И опять площадь Калинина (Майдан Незалежности) вошла полностью в мою жизнь. Через нее я ходил на стадион «Динамо», через нее я ходил во Дворец пионеров на Кирова, и в Филармонию, и в Дом офицеров смотреть трофейные фильмы, через нее каждый вечер отправлялся с приятелями погулять. Крещатик и прилегающие улицы восстанавливались. Мне очень жалко было красивой гостиницы «Континенталь», Киевского цирка. Теперь вместо них на Николаевской строились консерватория, а потом новый кинотеатр. Крещатик преобразился и обрел свое особое, ни на какие новые улицы в других городах не похожее, лицо. Это радовало. Крещатик стал широким и веселым.

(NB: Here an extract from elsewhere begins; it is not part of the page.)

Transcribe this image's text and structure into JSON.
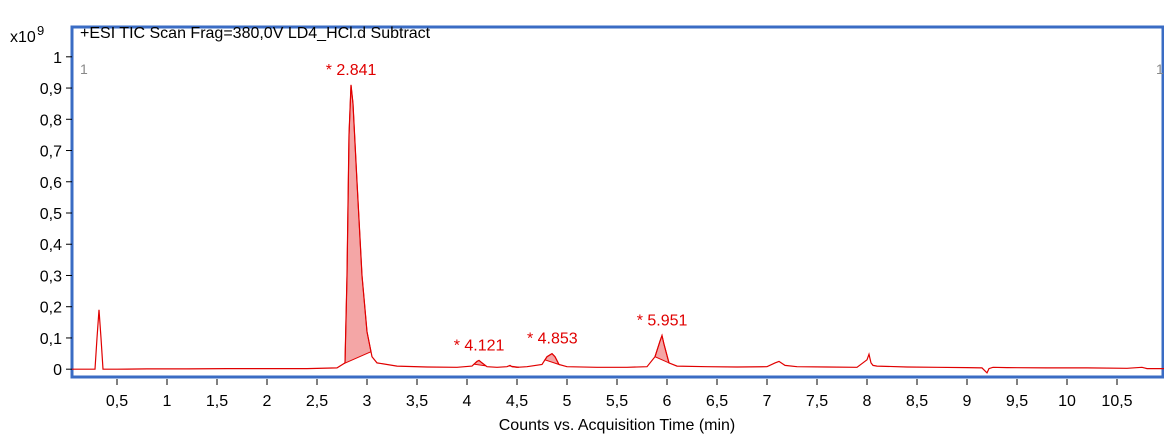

Прошли годы. И площадь Калинина стала для меня не просто одной из красивейших площадей на Крещатике. Каждый дом был для меня не просто домом, а произведением, за которым стоял знакомый мне архитектор – автор здания. Я знал и Примака, и Малиновского, и Заварова, и Добровольского. В мастерской Малиновского я проходил практику, когда учился в институте. Я решил тогда блеснуть и принес роскошную отцовскую готовальню, выполненную в Германии по заказу (на ней стоял номер). На следующий же день у меня стащили из нее циркуль и кронциркуль. Я был в ужасе. Александр Иванович успокаивал меня, и обещал поговорить с отцом, и таки поговорил, смягчив последовавшую беседу с ним. Добровольский был моим соседом на Владимирской. Впоследствии Анатолий Владимирович стал моим оппонентом по диссертации. Заваров неоднократно приходил к отцу советоваться, когда пошли реорганизационные дела и рухнула Академия. Милецкому я выполнял расчеты солнцезащиты для его объектов. Когда я передал свою книгу по солнцезащите в издательство, он стал ее рецензентом и написал блестящий отзыв. В дальнейшем мы встречались со многими киевскими архитекторами на конкурсах.
Для отца эти архитекторы были «молодым поколением», для меня «старшим поколениям». Раньше я считал, что смена поколений – это четверть века. Оказалось, что в творческих делах эта смена происходит значительно чаще. С Комаровским, автором двух реконструкций площади Калинина я тоже был знаком, в основном, по Союзу архитекторов. Мне понравилась первая реконструкция. Площадь стала уютной. Но в то время, о котором я пишу, то-есть 54-й год, эту реконструкцию еще не начинали, я учился еще в КИСИ, а Александр Владимирович еще даже не поступил в Художественный институт.